「エシカル」を通じて家庭科の新しい可能性を
Japan In-depth / 2021年9月5日 21時0分
CLOUDYの工場はケニアやガーナなど西アフリカを中心に7か所あり、貧困層の女性や障がいを持つ人の雇用を生み出し、さらに収益で現地に学校を作り、雇用と教育で持続可能な未来を作っている。こうした取り組みを学ぶことで、貧困や人権問題などの社会課題や、多様な価値観への理解を深める。
▲写真 生徒の作品の前で ⒸJapan In-depth編集部
衣服の生産・消費サイクルを通じて地球環境に与える影響についても考える。現在のファッション業界では、低価格で品揃えを目まぐるしく変えることで、消費者に衣服の頻繁な買い替えと廃棄を促す「ファストファッション」の業態が主流であり、需要量を大幅に上回る衣服が生産されている。国連貿易開発会議によれば、ファッション業界は世界で2番目に環境負荷の高い産業だという。
こうした社会課題をただ知るだけでなく、その解決策についても学ぶ。例えば、近年注目されている「アップサイクル」。不要になった製品を再加工することで、従来よりも付加価値の高い製品を生み出すことを指す。各自が家から持ち寄った不要な布地と使用済みの麻袋をミシンで縫い合わせ、オリジナルのバックを制作するなど、授業で実際にアップサイクルを体験する。
生徒からは授業後「授業を通して環境という視点がとても大事だという考えに変わった。今までは『環境が大事だ』と言ってもそこまでの危機感はなくて、優先順位が後だった。でも、少しずつ『今の環境を変えなくてはならない』という考えになった」という声が上がった。
▲写真 商品化された生徒たちの作品 ⒸJapan In-depth編集部
■発信を通じてより深い学びへ
葭内さんが授業で大事にしているのは、生徒に学んだことを発信してもらうことだ。リーフレットやホームページを作成し、学びを発信する。
「教員の講義や調べ学習などで知識を得るだけではなく、何か人に伝えたり、発信したりする時に(学びが)定着すると思います」
さらに、お茶の水女子大学と附属校による連携研究組織「エシカルラーニングラボ」の代表として、エシカル教育を幼・小・中・高・大と一貫して行う取り組みを進めている。高校1年次では児童労働に関するプレゼンテーションを作成し、小学5年生へ訪問授業を行う。高校2年次では「エシカル」をテーマに授業を計画し、中学1年生へ授業を行っている。

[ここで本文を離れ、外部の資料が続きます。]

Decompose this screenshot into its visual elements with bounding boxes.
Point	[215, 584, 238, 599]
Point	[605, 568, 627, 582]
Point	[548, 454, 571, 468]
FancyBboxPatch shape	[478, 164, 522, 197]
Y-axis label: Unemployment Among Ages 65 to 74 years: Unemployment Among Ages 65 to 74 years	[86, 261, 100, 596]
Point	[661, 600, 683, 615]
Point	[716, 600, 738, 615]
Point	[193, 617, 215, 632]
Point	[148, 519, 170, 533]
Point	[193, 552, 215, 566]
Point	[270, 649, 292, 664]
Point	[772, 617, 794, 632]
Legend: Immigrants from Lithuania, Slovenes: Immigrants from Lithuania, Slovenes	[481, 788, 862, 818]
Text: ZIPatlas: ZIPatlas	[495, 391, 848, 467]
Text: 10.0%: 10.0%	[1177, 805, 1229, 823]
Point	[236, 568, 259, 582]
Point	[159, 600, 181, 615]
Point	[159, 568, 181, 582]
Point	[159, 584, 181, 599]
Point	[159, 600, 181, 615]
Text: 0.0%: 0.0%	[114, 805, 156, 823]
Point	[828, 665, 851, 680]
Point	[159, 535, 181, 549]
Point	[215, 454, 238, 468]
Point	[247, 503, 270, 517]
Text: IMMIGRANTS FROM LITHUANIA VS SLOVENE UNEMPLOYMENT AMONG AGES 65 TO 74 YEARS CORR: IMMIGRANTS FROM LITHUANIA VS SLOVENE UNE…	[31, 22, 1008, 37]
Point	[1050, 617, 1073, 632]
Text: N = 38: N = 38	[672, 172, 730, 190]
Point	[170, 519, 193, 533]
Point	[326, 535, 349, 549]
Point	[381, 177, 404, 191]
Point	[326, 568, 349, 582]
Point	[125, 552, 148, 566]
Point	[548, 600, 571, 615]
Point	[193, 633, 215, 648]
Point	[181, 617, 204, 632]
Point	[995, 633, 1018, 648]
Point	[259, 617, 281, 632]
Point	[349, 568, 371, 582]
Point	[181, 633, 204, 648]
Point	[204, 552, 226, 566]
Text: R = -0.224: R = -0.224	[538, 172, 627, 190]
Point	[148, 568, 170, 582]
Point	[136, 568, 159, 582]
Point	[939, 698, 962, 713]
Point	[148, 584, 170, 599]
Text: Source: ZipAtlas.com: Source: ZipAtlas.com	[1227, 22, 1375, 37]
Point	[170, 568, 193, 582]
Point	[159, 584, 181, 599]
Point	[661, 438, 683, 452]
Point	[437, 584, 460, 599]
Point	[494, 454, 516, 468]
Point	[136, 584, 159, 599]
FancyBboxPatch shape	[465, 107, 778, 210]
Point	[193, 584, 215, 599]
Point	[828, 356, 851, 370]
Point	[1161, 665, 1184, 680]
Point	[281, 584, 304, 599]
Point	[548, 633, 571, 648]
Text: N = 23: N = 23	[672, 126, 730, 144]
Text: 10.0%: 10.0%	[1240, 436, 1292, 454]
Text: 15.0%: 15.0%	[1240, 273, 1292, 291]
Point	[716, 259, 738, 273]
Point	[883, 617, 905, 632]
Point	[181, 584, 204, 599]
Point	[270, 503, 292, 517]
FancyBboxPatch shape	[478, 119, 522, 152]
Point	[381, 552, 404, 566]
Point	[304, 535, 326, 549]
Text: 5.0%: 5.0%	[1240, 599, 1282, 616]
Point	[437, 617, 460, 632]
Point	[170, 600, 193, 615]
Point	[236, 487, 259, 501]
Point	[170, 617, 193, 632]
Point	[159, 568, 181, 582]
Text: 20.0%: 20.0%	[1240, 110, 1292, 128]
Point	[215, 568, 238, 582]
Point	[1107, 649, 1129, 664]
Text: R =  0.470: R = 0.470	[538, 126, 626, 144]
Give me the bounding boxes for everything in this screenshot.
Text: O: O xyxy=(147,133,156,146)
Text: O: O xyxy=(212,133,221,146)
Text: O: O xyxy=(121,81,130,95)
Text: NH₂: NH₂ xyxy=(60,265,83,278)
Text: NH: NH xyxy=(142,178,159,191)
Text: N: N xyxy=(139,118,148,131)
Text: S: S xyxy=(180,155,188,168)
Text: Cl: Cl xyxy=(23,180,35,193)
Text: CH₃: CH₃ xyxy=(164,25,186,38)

葭内さんは「若い頃からエシカルについてスパイラルに繰り返し学ぶことが大切です。アクションにつなげるのは高校生が適していますが、マインドセットを育てるのは早ければ早い方が良い。その時にせっかく同じキャンパス内に附属校があるので、高校生から発信して教える、というのを上手く使えたらなと思っています」と述べた。そのうえで「『幼稚園生はまだ分からない』と言う声もありますが、小さくても教えるとちゃんと理解します」と述べ、幼少期からエシカルな意識を育てる重要性を指摘した。